School of Library and Information Studies

LIS 598 Emerging Technology

 

 

                                                                     Instructors
                                                                     Spring 2014

          

               Dinesh Rathi                                                                  Michael McNally
       Email: drathi@ualberta.ca                                                    Email: mmcnally@ualberta.ca
       Phone: 780-492-8797 (O)                                                       Phone: 780-492-3834 (O)
     Office Hours: By appointment                                                 Office Hours: By appointment
Office Location: 3-06A Rutherford South                                   Office Location: 3-03 Rutherford South

 


Course Overview:

This course will cover an introduction to different emerging and evolving technologies that are (or can be) used in the Library and Information Science (LIS) and other domains.

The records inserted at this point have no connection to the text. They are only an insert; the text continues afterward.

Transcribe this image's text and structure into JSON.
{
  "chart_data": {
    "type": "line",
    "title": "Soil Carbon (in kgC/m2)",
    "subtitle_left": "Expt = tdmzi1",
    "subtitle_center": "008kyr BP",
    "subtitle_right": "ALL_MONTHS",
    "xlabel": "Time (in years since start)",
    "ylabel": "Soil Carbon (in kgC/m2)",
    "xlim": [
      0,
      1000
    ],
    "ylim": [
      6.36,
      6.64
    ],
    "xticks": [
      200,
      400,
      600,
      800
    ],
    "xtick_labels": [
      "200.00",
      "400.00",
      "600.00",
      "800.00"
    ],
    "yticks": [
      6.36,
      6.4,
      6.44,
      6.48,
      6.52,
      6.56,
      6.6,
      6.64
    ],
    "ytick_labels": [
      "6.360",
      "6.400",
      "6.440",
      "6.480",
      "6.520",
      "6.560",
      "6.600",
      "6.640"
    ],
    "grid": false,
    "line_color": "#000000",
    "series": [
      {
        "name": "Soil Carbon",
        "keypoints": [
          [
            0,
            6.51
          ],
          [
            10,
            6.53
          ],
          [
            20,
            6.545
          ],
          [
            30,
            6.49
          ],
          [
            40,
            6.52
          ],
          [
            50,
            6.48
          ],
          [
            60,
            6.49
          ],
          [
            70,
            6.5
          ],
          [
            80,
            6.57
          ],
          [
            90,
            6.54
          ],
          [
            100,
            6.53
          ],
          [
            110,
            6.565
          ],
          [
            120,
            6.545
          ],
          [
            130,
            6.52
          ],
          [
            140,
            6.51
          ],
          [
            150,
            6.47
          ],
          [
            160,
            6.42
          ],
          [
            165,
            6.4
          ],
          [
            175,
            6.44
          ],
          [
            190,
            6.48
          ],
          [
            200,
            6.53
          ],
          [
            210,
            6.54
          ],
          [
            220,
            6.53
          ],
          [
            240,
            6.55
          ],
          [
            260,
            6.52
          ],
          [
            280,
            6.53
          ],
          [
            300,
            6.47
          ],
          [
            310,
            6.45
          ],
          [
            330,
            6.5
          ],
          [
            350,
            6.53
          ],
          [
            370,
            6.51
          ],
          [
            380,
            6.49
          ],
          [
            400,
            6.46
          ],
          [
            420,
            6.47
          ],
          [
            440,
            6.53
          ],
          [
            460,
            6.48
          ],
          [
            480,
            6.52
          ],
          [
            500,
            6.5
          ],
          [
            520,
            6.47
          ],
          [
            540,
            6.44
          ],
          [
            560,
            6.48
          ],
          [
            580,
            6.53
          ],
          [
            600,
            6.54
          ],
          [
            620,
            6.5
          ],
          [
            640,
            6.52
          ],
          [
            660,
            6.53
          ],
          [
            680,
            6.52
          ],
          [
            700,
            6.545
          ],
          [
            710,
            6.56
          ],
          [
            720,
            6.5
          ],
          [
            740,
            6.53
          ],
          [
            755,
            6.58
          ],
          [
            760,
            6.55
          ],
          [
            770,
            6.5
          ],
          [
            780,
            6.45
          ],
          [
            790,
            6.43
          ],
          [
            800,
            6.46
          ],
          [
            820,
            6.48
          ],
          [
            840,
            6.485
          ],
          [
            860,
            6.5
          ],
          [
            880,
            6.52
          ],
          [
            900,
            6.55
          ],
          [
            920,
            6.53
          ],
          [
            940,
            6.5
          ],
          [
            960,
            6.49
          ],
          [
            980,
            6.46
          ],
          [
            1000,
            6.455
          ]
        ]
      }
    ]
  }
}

It includes an introduction to different aspects of Open Source Software (OSS); Social Media such as wikis, blogs, mashups and social networking; and other emerging technologies and concepts such as cloud computing.

Course Objectives:

• To introduce students to concept, theories and practical use of social media (i.e., Web 2.0) tools and technologies such as blogs, mashups, wikis and social networking;
• To introduce students to concepts and theories of Open Source Software (OSS) domain;
• To understand the benefits and challenges in the use and adoption of Open Source Software;
• To explore other emerging tools & technologies, and to provide an overview of issues and use of such tools and technologies.

The measurable Student Learning Objectives for this class are:

• After examining literature, learning from practical use and discussion, students will be able to critically  evaluate and select social media tools appropriate for variety use cases;
• Through presentations, discussion and literature review, students will be able to understand and present different aspects of tools and technologies relevant in different work settings;
• Drawing from reported research, published information, and discussion on Open Source Software, student will be able to critically analyze and recommend the appropriate OSS product(s) for specific use.

Methods:

This course will be delivered via assigned readings, group work, assignments, online discussion project work and seminar presentation by students.

Course Relationships:

Pre- or co-requisite: LIS 501 and/or Consent of the Instructor

Recommended Texts and Readings:

There is no required text book for this class. This course requires substantial reading and details of all the required readings are listed. The readings are carefully chosen that are relatively well written and all of the articles are available online. Students are expected to prepare for and actively participate in every discussion module.

Reading List:

Please see the reading list section. In addition, if required, additional reading references will be posted on the course website. The readings are assigned for each module and the students are expected to read at least two papers in each module (including “Must Read” paper) or as instructed from time to time.
This is a seminar course. We would request you to please read the papers and discuss.


Inclusive Language & Equity:

The Faculty of Education is committed to providing an environment of equality and respect for all people within the university community, and to educating faculty, staff and students in developing teaching and learning contexts that are welcoming to all. The Faculty recommends that students and staff use inclusive language to create a classroom atmosphere in which students’ experiences and views are treated with equal respect and value in relation to their gender, racial background, sexual orientation, and ethnic backgrounds. Students who require accommodations in this course due to a disability affecting mobility, vision, hearing, learning, or mental or physical health are advised to discuss their needs with Specialized Support and Disability Services.

Academic Integrity:

The University of Alberta is committed to the highest standards of academic integrity and honesty. Students are expected to be familiar with these standards regarding academic honesty and to uphold the policies of the University in this respect. Students are particularly urged to familiarize themselves with the provisions of the Code of Student Behaviour and avoid any behaviour which could potentially result in suspicions of cheating, plagiarism, misrepresentation of facts and/or participation in an offence. Academic dishonesty is a serious offence and can result in suspension or expulsion from the University.
Policy about course outlines can be found in Section 23.4(2) of the University Calendar.

Grading Policy:

Grades reflect professional judgements of student achievement made by instructors. These judgements are based on a combination of absolute achievement and relative performance in class. The instructor should mark in terms of raw scores, rank the assignments in order of merit, and with due attention to the verbal descriptions of the various grades, assign an appropriate final letter grade. Also available on SLIS website.

General Assignment Information:

The assessment will be 100% coursework.

Assignment

Break-Down

Social Media

20%

Presentation - Each One Teach One

25%

Project Work - OSS

35%

Class Participation

20%

Total

100%

Assignment Feedback Time:

A minimum 10 days is required to give feedback on assignments.